La misión de observación de la Organización de Estados Americanos (OEA) en Nicaragua denunció que a sus integrantes no se les permitió estar en la apertura del 20 % de las mesas de votación que tenían previsto vigilar durante la jornada electoral de hoy, lo que consideró "preocupante".

"Nos anda faltando una pata para el trabajo, si el 20 por ciento de nuestra gente no puede hacer lo que debe hacer, según los procedimientos muy estrictos que tenemos, dificulta la manera en que vamos a navegar", dijo el jefe de la misión, el ex canciller argentino Dante Caputo, en una rueda de prensa.

Caputo explicó que se habían asignado observadores permanentes de la OEA en 52 juntas receptoras de votos seleccionadas mediante un "muestreo estadístico", pero en la apertura de la mesas no se les permitió entrar a 10, un 20 por ciento del total.

"Este es un caso que no nos había sucedido hasta ahora y que lo consideramos preocupante y sobre el cual estamos tratando de formar un criterio y en consulta permanente para saber qué modo de acción vamos a implementar de aquí en más, porque definitivamente nos limita mucho para opinar", advirtió Caputo.

La OEA desplegó una misión de 80 observadores en la votación de este domingo, en la que los nicaragüenses elegirán al presidente del país, el vicepresidente, 90 diputados del Congreso y 20 del Parlamento Centroamericano (Parlacén).

Caputo añadió que informó de lo sucedido al presidente del Consejo Supremo Electoral (CSE) de Nicaragua, Roberto Rivas, quien, según dijo, le manifestó su "preocupación" y le prometió resolver el problema.
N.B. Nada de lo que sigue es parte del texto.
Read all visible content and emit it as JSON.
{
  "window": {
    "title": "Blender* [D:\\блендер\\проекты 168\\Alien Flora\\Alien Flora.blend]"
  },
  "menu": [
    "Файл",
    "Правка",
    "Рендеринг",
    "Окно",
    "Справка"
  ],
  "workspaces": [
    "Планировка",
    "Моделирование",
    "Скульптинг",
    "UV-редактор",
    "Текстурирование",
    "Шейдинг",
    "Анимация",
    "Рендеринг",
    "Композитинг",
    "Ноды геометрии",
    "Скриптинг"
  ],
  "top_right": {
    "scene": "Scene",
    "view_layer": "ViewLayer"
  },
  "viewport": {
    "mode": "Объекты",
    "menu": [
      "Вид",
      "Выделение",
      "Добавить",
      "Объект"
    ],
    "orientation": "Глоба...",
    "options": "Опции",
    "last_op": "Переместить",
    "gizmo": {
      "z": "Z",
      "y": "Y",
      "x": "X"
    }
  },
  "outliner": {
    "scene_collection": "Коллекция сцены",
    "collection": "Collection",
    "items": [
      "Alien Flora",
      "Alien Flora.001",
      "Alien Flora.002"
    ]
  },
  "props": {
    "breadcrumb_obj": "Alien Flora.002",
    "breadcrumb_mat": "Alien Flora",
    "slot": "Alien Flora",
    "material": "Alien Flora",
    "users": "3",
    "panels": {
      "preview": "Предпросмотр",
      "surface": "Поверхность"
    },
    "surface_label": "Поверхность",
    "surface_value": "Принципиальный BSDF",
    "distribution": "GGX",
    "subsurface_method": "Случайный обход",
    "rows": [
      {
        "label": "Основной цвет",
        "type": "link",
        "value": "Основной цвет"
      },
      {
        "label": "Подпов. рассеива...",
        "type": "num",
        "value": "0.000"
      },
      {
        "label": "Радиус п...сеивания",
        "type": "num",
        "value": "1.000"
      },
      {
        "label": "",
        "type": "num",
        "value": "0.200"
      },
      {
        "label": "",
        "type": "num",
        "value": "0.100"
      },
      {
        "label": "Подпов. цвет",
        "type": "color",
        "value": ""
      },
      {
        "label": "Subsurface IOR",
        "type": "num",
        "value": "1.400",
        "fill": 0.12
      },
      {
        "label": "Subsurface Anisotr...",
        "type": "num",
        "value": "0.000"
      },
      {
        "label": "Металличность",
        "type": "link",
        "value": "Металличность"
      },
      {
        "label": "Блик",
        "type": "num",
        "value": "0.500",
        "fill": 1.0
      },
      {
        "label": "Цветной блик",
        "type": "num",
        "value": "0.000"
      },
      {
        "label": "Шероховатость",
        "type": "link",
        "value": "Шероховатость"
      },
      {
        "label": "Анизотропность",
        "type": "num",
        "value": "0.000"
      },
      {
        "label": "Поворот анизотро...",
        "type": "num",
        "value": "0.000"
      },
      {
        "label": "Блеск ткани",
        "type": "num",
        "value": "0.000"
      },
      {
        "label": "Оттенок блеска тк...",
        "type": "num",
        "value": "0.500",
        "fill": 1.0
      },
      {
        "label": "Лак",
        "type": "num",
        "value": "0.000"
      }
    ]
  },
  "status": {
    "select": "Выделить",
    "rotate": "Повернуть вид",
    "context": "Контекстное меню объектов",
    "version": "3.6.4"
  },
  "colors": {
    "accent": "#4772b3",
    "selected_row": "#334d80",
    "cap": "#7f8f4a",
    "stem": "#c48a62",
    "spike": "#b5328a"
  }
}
"No estoy queriendo magnificar este hecho, estoy transmitiéndoles a ustedes que si nuestra organización al final de este proceso electoral manifiesta la dificultad para opinar es porque se impidió que nuestra gente estuviera en los lugares de votación en el momento que debían estar", alertó el jefe de la misión de la OEA.

También expresó su preocupación por la posibilidad de que los observadores del organismo continental sean impedidos de ingresar a las mesas electorales durante el escrutinio de los votos.

Añadió, no obstante, que Rivas ordenó a los miembros de esas juntas receptoras de votos permitir la presencia de todos los observadores acreditados.

"Vamos a ver cómo sacamos estas dificultades", dijo, "lo que sucedió ya sucedió y es que no estuvimos presentes en el 20 por ciento de las juntas al inicio y eso no es subsanable".

La OEA destacó que se vivió un ambiente normal durante el inicio del proceso electoral en Nicaragua.

Según las autoridades, el 97,3 por ciento de las 12.960 juntas receptoras de votos en 4.260 centros de votación abrió sus puertas sin incidencias a las 07.00 hora local (13.00 GMT) y el restante 2,7 por ciento lo hizo después.

El cierre de los centros de votación está previsto hacia las 18.00 hora local (00.00 GMT del lunes).

En estas elecciones, el gobernante Daniel Ortega aspira a revalidar el cargo pese a que la Constitución de Nicaragua prohíbe la reelección inmediata, impedimento que él salvó en octubre de 2009 cuando los magistrados sandinistas de la Corte Suprema de Justicia, sin la presencia de magistrados de la oposición, declararon inaplicable esa norma.